Cards-Padres: The least important of the four LDS on paper because the Cards stink and the Pads do not seem capable of beating the Mets. This is a rematch of last season's yawner, which the Cards won in 3 easy pieces. Expect a reversal if Jake Peavy is healthy because the Cards are awful -- St. Louis would have had only the NINTH-best record if it played in the AL. Albert Pujols barely carried that team to the division crown, and only did so because the Astros dug themselves too big of a hole through the season's first 23 weeks. This season marks the second-straight that the NL has a division winner that is not among the top four teams in the league by record (i.e., worse than the wild card runner-up).

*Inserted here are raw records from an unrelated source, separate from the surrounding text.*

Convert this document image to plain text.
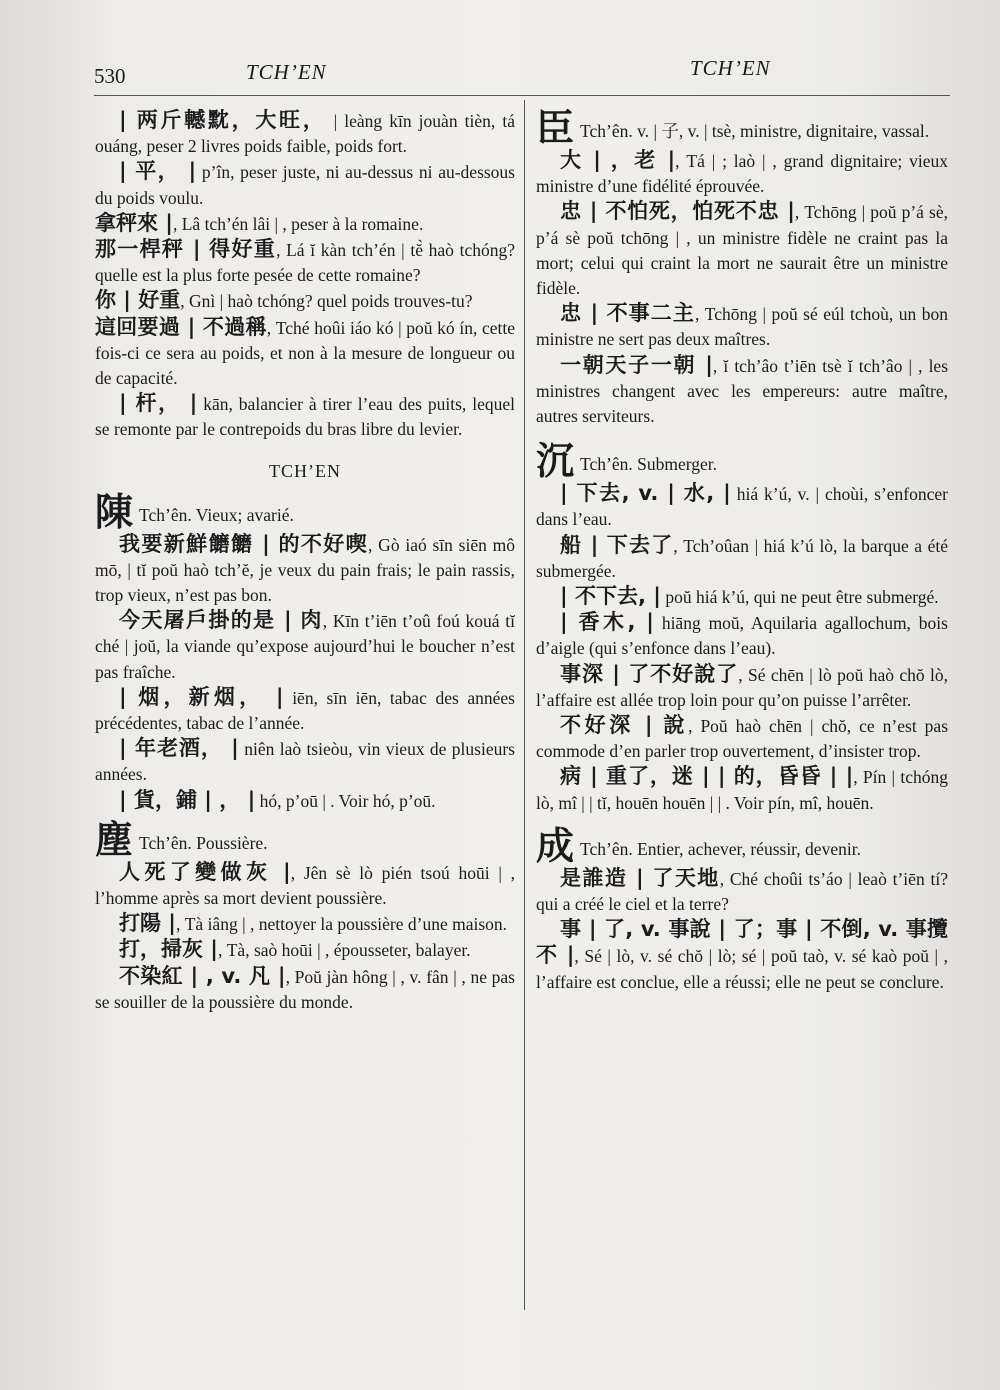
530	TCH’EN	TCH’EN

| 两斤轗黕，大旺， | leàng kīn jouàn tièn, tá ouáng, peser 2 livres poids faible, poids fort.

| 平， | p’în, peser juste, ni au-dessus ni au-dessous du poids voulu.

拿秤來 |, Lâ tch’én lâi | , peser à la romaine.

那一桿秤 | 得好重, Lá ĭ kàn tch’én | tĕ̀ haò tchóng? quelle est la plus forte pesée de cette romaine?

你 | 好重, Gnì | haò tchóng? quel poids trouves-tu?

這回要過 | 不過稱, Tché hoûi iáo kó | poŭ kó ín, cette fois-ci ce sera au poids, et non à la mesure de longueur ou de capacité.

| 杆， | kān, balancier à tirer l’eau des puits, lequel se remonte par le contrepoids du bras libre du levier.

TCH’EN

陳 Tch’ên. Vieux; avarié.

我要新鮮饝饝 | 的不好喫, Gò iaó sīn siēn mô mō, | tĭ poŭ haò tch’ĕ, je veux du pain frais; le pain rassis, trop vieux, n’est pas bon.

今天屠戶掛的是 | 肉, Kīn t’iēn t’oû foú kouá tĭ ché | joŭ, la viande qu’expose aujourd’hui le boucher n’est pas fraîche.

| 烟，新烟， | iēn, sīn iēn, tabac des années précédentes, tabac de l’année.

| 年老酒， | niên laò tsieòu, vin vieux de plusieurs années.

| 貨，鋪 | ， | hó, p’oū | . Voir hó, p’oū.

塵 Tch’ên. Poussière.

人死了變做灰 |, Jên sè lò pién tsoú hoūi | , l’homme après sa mort devient poussière.

打陽 |, Tà iâng | , nettoyer la poussière d’une maison.

打，掃灰 |, Tà, saò hoūi | , épousseter, balayer.

不染紅 | , v. 凡 |, Poŭ jàn hông | , v. fân | , ne pas se souiller de la poussière du monde.

臣 Tch’ên. v. | 子, v. | tsè, ministre, dignitaire, vassal.

大 | ，老 |, Tá | ; laò | , grand dignitaire; vieux ministre d’une fidélité éprouvée.

忠 | 不怕死，怕死不忠 |, Tchōng | poŭ p’á sè, p’á sè poŭ tchōng | , un ministre fidèle ne craint pas la mort; celui qui craint la mort ne saurait être un ministre fidèle.

忠 | 不事二主, Tchōng | poŭ sé eúl tchoù, un bon ministre ne sert pas deux maîtres.

一朝天子一朝 |, ĭ tch’âo t’iēn tsè ĭ tch’âo | , les ministres changent avec les empereurs: autre maître, autres serviteurs.

沉 Tch’ên. Submerger.

| 下去, v. | 水, | hiá k’ú, v. | choùi, s’enfoncer dans l’eau.

船 | 下去了, Tch’oûan | hiá k’ú lò, la barque a été submergée.

| 不下去, | poŭ hiá k’ú, qui ne peut être submergé.

| 香木, | hiāng moŭ, Aquilaria agallochum, bois d’aigle (qui s’enfonce dans l’eau).

事深 | 了不好說了, Sé chēn | lò poŭ haò chŏ lò, l’affaire est allée trop loin pour qu’on puisse l’arrêter.

不好深 | 說, Poŭ haò chēn | chŏ, ce n’est pas commode d’en parler trop ouvertement, d’insister trop.

病 | 重了，迷 | | 的，昏昏 | |, Pín | tchóng lò, mî | | tĭ, houēn houēn | | . Voir pín, mî, houēn.

成 Tch’ên. Entier, achever, réussir, devenir.

是誰造 | 了天地, Ché choûi ts’áo | leaò t’iēn tí? qui a créé le ciel et la terre?

事 | 了, v. 事說 | 了；事 | 不倒, v. 事攬不 |, Sé | lò, v. sé chŏ | lò; sé | poŭ taò, v. sé kaò poŭ | , l’affaire est conclue, elle a réussi; elle ne peut se conclure.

Last year, that dishonor went to the Pads and they were properly swept out; this year, it's the Cards. Expect the Pads to play in the NLCS next Wednesday and to close this series out in no more than 4.
Dodgers-Mets: Ho hum, another tough matchup for the Mets. This has been a repetitive (if not redundant) theme over the past two months as the Mess ran away with the NL East and seamheads continually analyzed who could give them trouble in the LDS. Answer: Dodgers, Padres, Astros . . . basically anyone other than the Cards. So? The Mets romped over the NL all season (the league's only 90+ win team, compare that to the five in the AL) and only slowed down after they had run away with the NL East. The Dodgers were in a dogfight for the playoffs until the last weekend of the season. I don't buy the logic that the fight makes the Dodgers sharper. The Mets have AL-quality hitting (Reyes, Beltran, Delgado, Wright, Floyd), enough pitching even without Pedro, and the nutters at Shea. They'll host the NLCS starting next Wednesday.